Alcohol is the most commonly used recreational and abused substance. While beneficial effects of moderate alcohol use on coronary heart disease exists, prolonged excessive alcohol use predisposes to infection and results in liver and other organ diseases. Studies from our and other laboratories demonstrated that acute alcohol use attenuates immune responses while prolonged alcohol exposure augments inflammatory responses. The overall goal of this research proposal is to define molecular mechanisms that regulate the switch from the acute, anti-inflammatory to the """"""""chronic"""""""", pro-inflammatory effects of alcohol. We propose that the opposite effects of acute and prolonged alcohol treatment are related to differences in activation of the Toll-like receptor (TLR)4-induced MyD88-dependent and MyD88-independent signaling pathways. We hypothesize that inhibition of monocyte inflammatory responses to LPS stimulation after acute alcohol exposure is a result of alcohol-induced LPS tolerance. Specifically, we propose that acute alcohol induces tolerance to LPS stimulation via its affects on MyD88-dependent TLR4 signaling. We postulate that in contrast to acute alcohol, prolonged alcohol exposure results not only in loss of TLR4 tolerance but also in sensitization of LPS-induced activation of pro-inflammatory pathways in monocytes/macrophages. We hypothesize that sensitization to LPS involves activation of the MyD88-independent pathway that will amplify MyD88-independent signals in cells that lost TLR tolerance after prolonged alcohol exposure.
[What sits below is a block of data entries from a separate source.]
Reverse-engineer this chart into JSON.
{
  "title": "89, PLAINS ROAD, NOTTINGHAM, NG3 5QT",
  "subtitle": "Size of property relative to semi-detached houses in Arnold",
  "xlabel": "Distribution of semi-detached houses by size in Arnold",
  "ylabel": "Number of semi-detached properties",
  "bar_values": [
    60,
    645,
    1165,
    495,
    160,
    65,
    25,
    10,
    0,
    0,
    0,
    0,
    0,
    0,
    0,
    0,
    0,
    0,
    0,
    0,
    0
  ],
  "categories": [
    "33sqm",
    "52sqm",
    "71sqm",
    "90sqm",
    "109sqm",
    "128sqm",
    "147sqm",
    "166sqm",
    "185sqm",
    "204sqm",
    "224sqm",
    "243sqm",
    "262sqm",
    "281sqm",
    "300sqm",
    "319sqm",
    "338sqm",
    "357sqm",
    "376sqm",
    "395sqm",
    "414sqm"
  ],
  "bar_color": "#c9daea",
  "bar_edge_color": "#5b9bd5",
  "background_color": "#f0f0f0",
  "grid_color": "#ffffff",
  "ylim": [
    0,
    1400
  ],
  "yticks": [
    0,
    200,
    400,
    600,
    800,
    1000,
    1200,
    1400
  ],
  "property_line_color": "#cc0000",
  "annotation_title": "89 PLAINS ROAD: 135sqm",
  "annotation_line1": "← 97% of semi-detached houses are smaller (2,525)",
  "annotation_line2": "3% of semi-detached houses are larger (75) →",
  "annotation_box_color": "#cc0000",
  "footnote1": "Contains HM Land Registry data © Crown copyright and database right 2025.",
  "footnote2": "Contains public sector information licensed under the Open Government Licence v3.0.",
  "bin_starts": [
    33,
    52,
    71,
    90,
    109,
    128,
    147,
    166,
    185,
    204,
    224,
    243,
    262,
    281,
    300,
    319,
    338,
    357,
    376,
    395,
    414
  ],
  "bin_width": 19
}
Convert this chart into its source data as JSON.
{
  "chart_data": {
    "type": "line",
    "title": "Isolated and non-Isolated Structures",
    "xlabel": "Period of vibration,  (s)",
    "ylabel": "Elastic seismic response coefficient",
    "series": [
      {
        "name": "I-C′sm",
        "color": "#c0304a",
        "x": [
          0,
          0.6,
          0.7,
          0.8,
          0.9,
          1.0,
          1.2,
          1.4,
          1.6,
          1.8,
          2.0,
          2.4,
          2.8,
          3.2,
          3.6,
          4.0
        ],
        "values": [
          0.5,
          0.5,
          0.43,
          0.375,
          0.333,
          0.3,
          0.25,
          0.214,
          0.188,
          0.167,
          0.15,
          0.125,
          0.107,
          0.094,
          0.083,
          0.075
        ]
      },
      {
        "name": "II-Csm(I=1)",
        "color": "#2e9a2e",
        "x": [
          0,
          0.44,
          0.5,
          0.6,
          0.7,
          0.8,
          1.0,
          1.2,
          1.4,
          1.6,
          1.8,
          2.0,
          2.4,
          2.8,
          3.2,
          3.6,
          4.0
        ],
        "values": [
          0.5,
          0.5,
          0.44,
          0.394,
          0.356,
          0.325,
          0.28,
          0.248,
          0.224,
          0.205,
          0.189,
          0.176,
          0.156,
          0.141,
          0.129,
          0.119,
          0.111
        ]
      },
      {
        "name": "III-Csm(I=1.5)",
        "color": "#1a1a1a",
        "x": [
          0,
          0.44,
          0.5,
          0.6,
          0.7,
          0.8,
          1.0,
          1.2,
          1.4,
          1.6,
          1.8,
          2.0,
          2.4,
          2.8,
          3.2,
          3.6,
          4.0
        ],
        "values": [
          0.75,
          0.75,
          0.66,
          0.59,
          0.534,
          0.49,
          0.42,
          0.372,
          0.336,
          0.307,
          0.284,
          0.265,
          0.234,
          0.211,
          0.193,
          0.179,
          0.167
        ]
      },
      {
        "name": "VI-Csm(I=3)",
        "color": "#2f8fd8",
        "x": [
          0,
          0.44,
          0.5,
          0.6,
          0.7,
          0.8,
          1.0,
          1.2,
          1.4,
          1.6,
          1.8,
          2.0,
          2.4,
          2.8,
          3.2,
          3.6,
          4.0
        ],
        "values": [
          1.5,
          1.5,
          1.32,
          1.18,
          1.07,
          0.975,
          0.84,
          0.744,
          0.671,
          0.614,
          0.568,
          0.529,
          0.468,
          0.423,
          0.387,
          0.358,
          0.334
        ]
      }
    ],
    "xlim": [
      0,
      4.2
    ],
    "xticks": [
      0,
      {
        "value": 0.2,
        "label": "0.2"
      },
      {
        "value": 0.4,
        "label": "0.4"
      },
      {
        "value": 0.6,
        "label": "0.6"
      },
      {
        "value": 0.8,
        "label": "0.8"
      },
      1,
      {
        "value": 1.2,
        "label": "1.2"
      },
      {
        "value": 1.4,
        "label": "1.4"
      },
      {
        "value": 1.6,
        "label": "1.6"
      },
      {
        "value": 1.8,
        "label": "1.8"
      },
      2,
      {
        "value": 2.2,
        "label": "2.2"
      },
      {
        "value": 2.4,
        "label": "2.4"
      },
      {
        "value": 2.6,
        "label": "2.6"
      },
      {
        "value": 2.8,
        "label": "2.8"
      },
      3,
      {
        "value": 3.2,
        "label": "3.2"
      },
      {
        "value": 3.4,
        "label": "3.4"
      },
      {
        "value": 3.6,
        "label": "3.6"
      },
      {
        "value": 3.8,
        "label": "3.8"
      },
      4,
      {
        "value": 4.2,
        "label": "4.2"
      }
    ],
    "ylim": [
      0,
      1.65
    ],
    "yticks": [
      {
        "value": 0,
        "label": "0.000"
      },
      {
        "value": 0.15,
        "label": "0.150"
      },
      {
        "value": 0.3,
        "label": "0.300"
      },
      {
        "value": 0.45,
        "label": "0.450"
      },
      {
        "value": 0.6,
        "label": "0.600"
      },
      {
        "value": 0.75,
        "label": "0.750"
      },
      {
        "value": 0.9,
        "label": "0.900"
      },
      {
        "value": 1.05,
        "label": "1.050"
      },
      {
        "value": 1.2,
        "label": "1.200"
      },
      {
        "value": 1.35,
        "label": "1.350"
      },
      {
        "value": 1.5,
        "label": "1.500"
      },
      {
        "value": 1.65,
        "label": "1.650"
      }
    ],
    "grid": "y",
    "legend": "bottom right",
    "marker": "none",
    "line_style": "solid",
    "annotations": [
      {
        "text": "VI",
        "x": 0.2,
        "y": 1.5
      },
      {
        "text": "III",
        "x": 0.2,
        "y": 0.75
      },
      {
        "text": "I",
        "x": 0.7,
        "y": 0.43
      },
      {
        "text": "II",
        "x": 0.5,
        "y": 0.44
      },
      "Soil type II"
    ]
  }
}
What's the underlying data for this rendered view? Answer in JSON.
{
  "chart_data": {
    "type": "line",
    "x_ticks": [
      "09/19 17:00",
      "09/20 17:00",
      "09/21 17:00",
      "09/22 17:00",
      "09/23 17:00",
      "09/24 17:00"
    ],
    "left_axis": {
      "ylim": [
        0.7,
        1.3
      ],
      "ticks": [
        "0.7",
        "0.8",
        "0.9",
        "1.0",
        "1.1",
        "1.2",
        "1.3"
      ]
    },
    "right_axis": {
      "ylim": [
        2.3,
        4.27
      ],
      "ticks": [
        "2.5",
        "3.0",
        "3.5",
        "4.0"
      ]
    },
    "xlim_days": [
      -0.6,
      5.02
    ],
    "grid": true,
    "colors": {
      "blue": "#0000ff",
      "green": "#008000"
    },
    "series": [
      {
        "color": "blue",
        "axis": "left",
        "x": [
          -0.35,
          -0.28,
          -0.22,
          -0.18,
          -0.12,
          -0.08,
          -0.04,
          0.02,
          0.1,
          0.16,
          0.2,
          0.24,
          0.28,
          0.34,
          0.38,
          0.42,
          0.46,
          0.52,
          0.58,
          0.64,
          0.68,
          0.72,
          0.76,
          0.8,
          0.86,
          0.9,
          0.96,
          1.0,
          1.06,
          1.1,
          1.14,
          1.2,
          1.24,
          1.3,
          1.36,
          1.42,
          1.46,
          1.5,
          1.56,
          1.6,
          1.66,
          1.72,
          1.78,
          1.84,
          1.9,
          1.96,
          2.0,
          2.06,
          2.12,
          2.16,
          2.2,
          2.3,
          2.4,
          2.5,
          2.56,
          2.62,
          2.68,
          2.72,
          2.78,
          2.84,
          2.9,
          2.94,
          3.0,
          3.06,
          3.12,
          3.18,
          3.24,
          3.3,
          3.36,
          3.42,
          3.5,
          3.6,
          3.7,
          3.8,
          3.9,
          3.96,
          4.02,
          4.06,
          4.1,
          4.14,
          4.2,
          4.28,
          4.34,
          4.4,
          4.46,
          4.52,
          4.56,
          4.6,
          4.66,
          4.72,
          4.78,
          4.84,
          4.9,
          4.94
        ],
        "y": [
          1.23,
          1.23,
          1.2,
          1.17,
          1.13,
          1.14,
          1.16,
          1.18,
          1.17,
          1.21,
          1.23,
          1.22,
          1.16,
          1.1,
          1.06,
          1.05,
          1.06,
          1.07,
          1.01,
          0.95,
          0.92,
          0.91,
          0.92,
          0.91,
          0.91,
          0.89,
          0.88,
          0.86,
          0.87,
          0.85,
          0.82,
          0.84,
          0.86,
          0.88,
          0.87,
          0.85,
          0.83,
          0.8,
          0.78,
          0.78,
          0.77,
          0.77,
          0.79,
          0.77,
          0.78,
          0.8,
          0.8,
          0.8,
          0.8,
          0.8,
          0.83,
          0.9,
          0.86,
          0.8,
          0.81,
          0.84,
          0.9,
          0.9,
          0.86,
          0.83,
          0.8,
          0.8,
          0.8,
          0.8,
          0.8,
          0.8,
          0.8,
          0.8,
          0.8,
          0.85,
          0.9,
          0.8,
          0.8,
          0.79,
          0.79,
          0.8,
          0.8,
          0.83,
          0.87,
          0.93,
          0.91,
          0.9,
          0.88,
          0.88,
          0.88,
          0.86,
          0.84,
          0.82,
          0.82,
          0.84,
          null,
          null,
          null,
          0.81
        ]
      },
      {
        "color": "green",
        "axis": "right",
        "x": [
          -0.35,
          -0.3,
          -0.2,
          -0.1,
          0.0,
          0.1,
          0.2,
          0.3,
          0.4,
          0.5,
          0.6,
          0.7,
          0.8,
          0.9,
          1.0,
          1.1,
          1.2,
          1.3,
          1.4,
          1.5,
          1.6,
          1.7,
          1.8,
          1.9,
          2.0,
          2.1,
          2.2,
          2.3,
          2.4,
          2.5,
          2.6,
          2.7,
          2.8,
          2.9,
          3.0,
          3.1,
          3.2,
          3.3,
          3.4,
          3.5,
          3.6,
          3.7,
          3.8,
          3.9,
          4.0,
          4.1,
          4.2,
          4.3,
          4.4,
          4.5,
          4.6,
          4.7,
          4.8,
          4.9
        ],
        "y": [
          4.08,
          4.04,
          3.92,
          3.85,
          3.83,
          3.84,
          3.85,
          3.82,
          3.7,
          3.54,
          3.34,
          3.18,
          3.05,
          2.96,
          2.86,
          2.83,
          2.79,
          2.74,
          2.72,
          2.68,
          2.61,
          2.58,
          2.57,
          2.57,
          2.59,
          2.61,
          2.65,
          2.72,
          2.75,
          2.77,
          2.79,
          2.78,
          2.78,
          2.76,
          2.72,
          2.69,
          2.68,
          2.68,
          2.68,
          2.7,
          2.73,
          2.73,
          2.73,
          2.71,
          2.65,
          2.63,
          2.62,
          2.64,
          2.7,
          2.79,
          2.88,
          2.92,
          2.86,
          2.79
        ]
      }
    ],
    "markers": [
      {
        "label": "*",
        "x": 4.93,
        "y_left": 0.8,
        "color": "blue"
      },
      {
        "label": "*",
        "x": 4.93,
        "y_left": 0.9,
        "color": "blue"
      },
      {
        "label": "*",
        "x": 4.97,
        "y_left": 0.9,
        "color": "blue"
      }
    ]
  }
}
As an extension of these hypotheses, we propose that prolonged alcohol exposure results in sensitization to monocyte activation though TLRs other than TLR4 which relates to host interaction with a broad variety of pathogens.
The aims of this proposal are: 1. To evaluate whether the opposite effects of acute and chronic alcohol on LPS-induced monocyte/macrophage activation are related to TLR4 tolerance after acute and/or to loss of TLR4 tolerance after prolonged alcohol exposure by investigating negative regulators and molecular signatures of TLR tolerance. 2. To evaluate the role of TLR4-induced, MyD88-independent signaling in sensitization to LPS-induced inflammatory cytokine activation by prolonged alcohol. 3. To determine the effects of acute and chronic alcohol treatment on monocyte pro-inflammatory activation by selective MyD88-utilizing TLRs (other than TLR4) involved in recognition of bacterial (TLR2 and TLR5), and viral (TLR7/8) pathogen-derived danger signals Results from these experiments will delineate important molecular markers of inflammatory cell inhibition by acute and activation by chronic alcohol which may provide targets for future therapeutic interventions.
Alcohol is the most commonly used recreational and abused substance. While beneficial effects of moderate alcohol use on coronary heart disease exists, prolonged excessive alcohol use predisposes to infection and results in liver and other organ diseases. We propose to study monocytes, that are important cells in inflammation, to test the hypothesis that acute and prolonged alcohol use have opposite effects on inflammation through specific effects on cell activation through the pathogen recognition receptor, Toll-like receptor 4. Investigation of both acute and chronic alcohol responses in human monocytes represents a unique and clinically applicable approach to better understand human conditions modified by alcohol intake including coronary heart disease and alcoholic liver diseases.